La consellera d’Escaldes-Engordany défend le rôle paroissial en urbanisme face à l’APTA
Rosa Gili met en avant la connaissance locale supérieure des conseils paroissiaux, contre la proposition d’APTA pour un organe national de coordination. Elle alerte sur la flambée démographique et appelle à un débat national avant toute nouvelle loi.
Points cles
- Rosa Gili respecte l’appel d’APTA pour un organe supra-paroissial mais manque de détails et questionne le recentrage national.

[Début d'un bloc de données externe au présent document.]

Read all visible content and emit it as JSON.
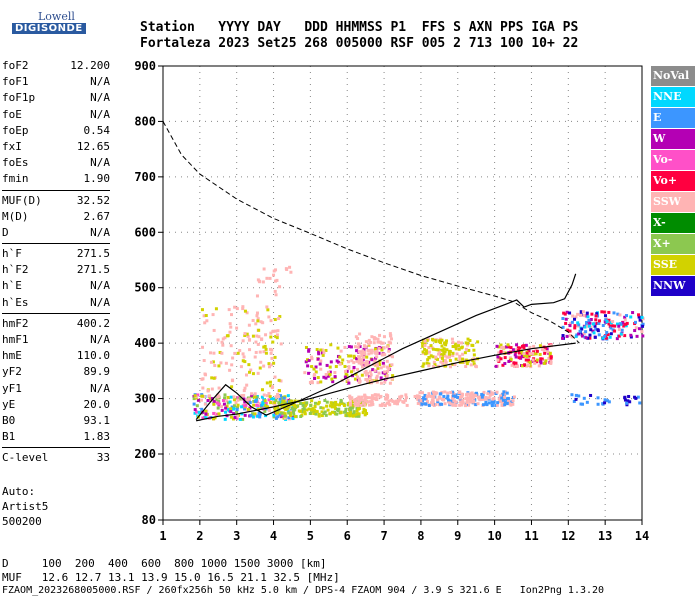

- Les conseils paroissiaux ont une connaissance directe du terrain et appliquent les changements selon les besoins citoyens.

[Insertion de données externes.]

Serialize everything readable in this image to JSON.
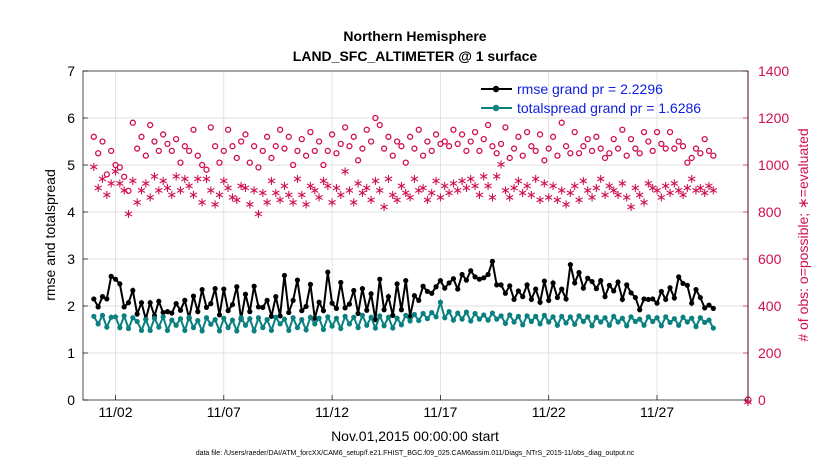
{
  "chart_data": {
    "type": "line",
    "title": [
      "Northern Hemisphere",
      "LAND_SFC_ALTIMETER @ 1 surface"
    ],
    "xlabel": "Nov.01,2015 00:00:00 start",
    "ylabel_left": "rmse and totalspread",
    "ylabel_right": "# of obs: o=possible; ∗=evaluated",
    "xlim": [
      0.5,
      31.2
    ],
    "ylim_left": [
      0,
      7
    ],
    "ylim_right": [
      0,
      1400
    ],
    "x_ticks": [
      2,
      7,
      12,
      17,
      22,
      27
    ],
    "x_tick_labels": [
      "11/02",
      "11/07",
      "11/12",
      "11/17",
      "11/22",
      "11/27"
    ],
    "y_ticks_left": [
      0,
      1,
      2,
      3,
      4,
      5,
      6,
      7
    ],
    "y_ticks_right": [
      0,
      200,
      400,
      600,
      800,
      1000,
      1200,
      1400
    ],
    "grid": true,
    "legend_position": "top-right",
    "series": [
      {
        "name": "rmse grand pr = 2.2296",
        "axis": "left",
        "color": "#000000",
        "marker": "dot",
        "values": [
          2.15,
          1.98,
          2.2,
          2.15,
          2.63,
          2.57,
          2.47,
          1.98,
          2.07,
          2.33,
          1.83,
          2.07,
          1.72,
          2.07,
          1.79,
          2.1,
          1.86,
          1.88,
          1.85,
          2.05,
          1.91,
          2.12,
          1.74,
          2.21,
          1.88,
          2.35,
          1.97,
          2.05,
          2.37,
          1.81,
          2.36,
          1.9,
          2.03,
          2.41,
          1.72,
          2.25,
          1.88,
          2.42,
          1.98,
          1.97,
          2.12,
          1.78,
          2.2,
          1.79,
          2.65,
          1.86,
          2.12,
          2.55,
          1.9,
          1.99,
          2.46,
          1.74,
          2.08,
          1.9,
          2.72,
          2.06,
          1.95,
          2.5,
          1.96,
          2.04,
          2.33,
          1.84,
          2.37,
          1.91,
          2.26,
          1.71,
          2.57,
          1.92,
          2.2,
          1.8,
          2.47,
          1.92,
          2.54,
          1.78,
          2.22,
          2.12,
          2.42,
          2.31,
          2.27,
          2.41,
          2.54,
          2.38,
          2.49,
          2.58,
          2.36,
          2.67,
          2.55,
          2.75,
          2.62,
          2.57,
          2.6,
          2.67,
          2.95,
          2.45,
          2.45,
          2.27,
          2.43,
          2.14,
          2.32,
          2.2,
          2.45,
          2.14,
          2.36,
          2.08,
          2.53,
          2.12,
          2.49,
          2.18,
          2.36,
          2.15,
          2.88,
          2.49,
          2.71,
          2.38,
          2.59,
          2.52,
          2.37,
          2.54,
          2.2,
          2.44,
          2.32,
          2.51,
          2.14,
          2.45,
          2.28,
          2.18,
          1.92,
          2.15,
          2.14,
          2.15,
          2.06,
          2.31,
          2.14,
          2.39,
          2.17,
          2.62,
          2.48,
          2.44,
          2.06,
          2.35,
          2.18,
          1.96,
          2.02,
          1.95
        ]
      },
      {
        "name": "totalspread grand pr = 1.6286",
        "axis": "left",
        "color": "#0a8080",
        "marker": "dot",
        "values": [
          1.78,
          1.62,
          1.8,
          1.55,
          1.76,
          1.77,
          1.54,
          1.79,
          1.52,
          1.75,
          1.67,
          1.48,
          1.71,
          1.48,
          1.74,
          1.55,
          1.77,
          1.48,
          1.7,
          1.59,
          1.73,
          1.48,
          1.76,
          1.54,
          1.69,
          1.47,
          1.75,
          1.61,
          1.71,
          1.47,
          1.74,
          1.54,
          1.7,
          1.47,
          1.75,
          1.59,
          1.73,
          1.47,
          1.75,
          1.54,
          1.71,
          1.48,
          1.76,
          1.62,
          1.72,
          1.48,
          1.75,
          1.54,
          1.71,
          1.49,
          1.76,
          1.62,
          1.74,
          1.5,
          1.77,
          1.57,
          1.74,
          1.52,
          1.78,
          1.62,
          1.76,
          1.54,
          1.8,
          1.59,
          1.76,
          1.53,
          1.79,
          1.58,
          1.76,
          1.53,
          1.74,
          1.6,
          1.8,
          1.68,
          1.82,
          1.69,
          1.84,
          1.73,
          1.86,
          1.77,
          2.08,
          1.75,
          1.88,
          1.7,
          1.85,
          1.72,
          1.87,
          1.68,
          1.84,
          1.72,
          1.81,
          1.7,
          1.85,
          1.72,
          1.79,
          1.63,
          1.81,
          1.66,
          1.78,
          1.6,
          1.79,
          1.67,
          1.78,
          1.62,
          1.8,
          1.66,
          1.77,
          1.59,
          1.78,
          1.64,
          1.77,
          1.61,
          1.79,
          1.67,
          1.77,
          1.58,
          1.76,
          1.66,
          1.75,
          1.59,
          1.78,
          1.66,
          1.74,
          1.58,
          1.77,
          1.67,
          1.72,
          1.59,
          1.77,
          1.67,
          1.75,
          1.58,
          1.77,
          1.65,
          1.73,
          1.59,
          1.76,
          1.66,
          1.74,
          1.56,
          1.75,
          1.65,
          1.7,
          1.53
        ]
      },
      {
        "name": "possible",
        "axis": "right",
        "color": "#d0104c",
        "marker": "circle",
        "values": [
          1120,
          1050,
          1100,
          960,
          1060,
          1000,
          990,
          950,
          890,
          1180,
          1070,
          1120,
          1040,
          1170,
          1100,
          1060,
          1130,
          1090,
          1060,
          1110,
          1010,
          1080,
          1060,
          1150,
          1040,
          1000,
          980,
          1160,
          1080,
          1010,
          1060,
          1150,
          1080,
          1030,
          1100,
          1130,
          1010,
          1080,
          990,
          1060,
          1120,
          1030,
          1080,
          1150,
          1070,
          1120,
          1000,
          1060,
          1110,
          1040,
          1140,
          1060,
          1100,
          1000,
          1060,
          1130,
          1050,
          1090,
          1160,
          1080,
          1120,
          1020,
          1070,
          1150,
          1100,
          1200,
          1170,
          1070,
          1120,
          1040,
          1100,
          1080,
          1010,
          1120,
          1070,
          1150,
          1040,
          1100,
          1060,
          1130,
          1090,
          1100,
          1080,
          1150,
          1090,
          1130,
          1060,
          1100,
          1140,
          1060,
          1110,
          1170,
          1080,
          1050,
          1090,
          1160,
          1030,
          1070,
          1120,
          1040,
          1140,
          1080,
          1060,
          1130,
          1020,
          1070,
          1120,
          1040,
          1180,
          1080,
          1050,
          1140,
          1050,
          1080,
          1110,
          1060,
          1120,
          1070,
          1030,
          1050,
          1110,
          1070,
          1150,
          1040,
          1110,
          1070,
          1050,
          1140,
          1100,
          1060,
          1140,
          1090,
          1070,
          1140,
          1070,
          1100,
          1080,
          1010,
          1030,
          1070,
          1050,
          1110,
          1060,
          1040
        ]
      },
      {
        "name": "evaluated",
        "axis": "right",
        "color": "#d0104c",
        "marker": "asterisk",
        "values": [
          1000,
          910,
          950,
          880,
          930,
          980,
          930,
          900,
          800,
          940,
          850,
          900,
          930,
          870,
          960,
          900,
          940,
          910,
          880,
          960,
          900,
          950,
          920,
          880,
          950,
          850,
          950,
          900,
          840,
          880,
          940,
          910,
          870,
          860,
          920,
          910,
          840,
          900,
          800,
          890,
          850,
          940,
          890,
          860,
          920,
          880,
          850,
          950,
          880,
          840,
          920,
          900,
          870,
          940,
          920,
          850,
          910,
          880,
          980,
          900,
          850,
          930,
          890,
          910,
          860,
          940,
          900,
          830,
          950,
          880,
          860,
          920,
          890,
          870,
          950,
          900,
          910,
          860,
          890,
          940,
          870,
          920,
          890,
          930,
          900,
          940,
          910,
          950,
          920,
          880,
          960,
          920,
          870,
          960,
          1010,
          900,
          870,
          910,
          940,
          890,
          920,
          880,
          950,
          860,
          930,
          870,
          920,
          860,
          900,
          840,
          890,
          920,
          860,
          940,
          900,
          870,
          910,
          950,
          880,
          920,
          900,
          880,
          930,
          870,
          830,
          910,
          880,
          850,
          930,
          910,
          900,
          870,
          920,
          890,
          930,
          900,
          880,
          910,
          950,
          900,
          910,
          890,
          920,
          900
        ]
      }
    ]
  },
  "footer": "data file: /Users/raeder/DAI/ATM_forcXX/CAM6_setup/f.e21.FHIST_BGC.f09_025.CAM6assim.011/Diags_NTrS_2015-11/obs_diag_output.nc"
}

- Gili qualifie de « folie » la croissance de 70-75k à 90k habitants et urge une pause dans l’expansion.
- Elle plaide pour un débat sur le modèle de croissance et une collaboration renforcée entre paroisses et gouvernement.
Rosa Gili, la major consellera d’Escaldes-Engordany, a défendu le rôle des conseils paroissiaux dans l’urbanisme après l’appel de l’Association des propriétaires terriens andorrans (APTA) en faveur d’un nouveau corps technique et politique supra-paroissial pour coordonner le développement territorial.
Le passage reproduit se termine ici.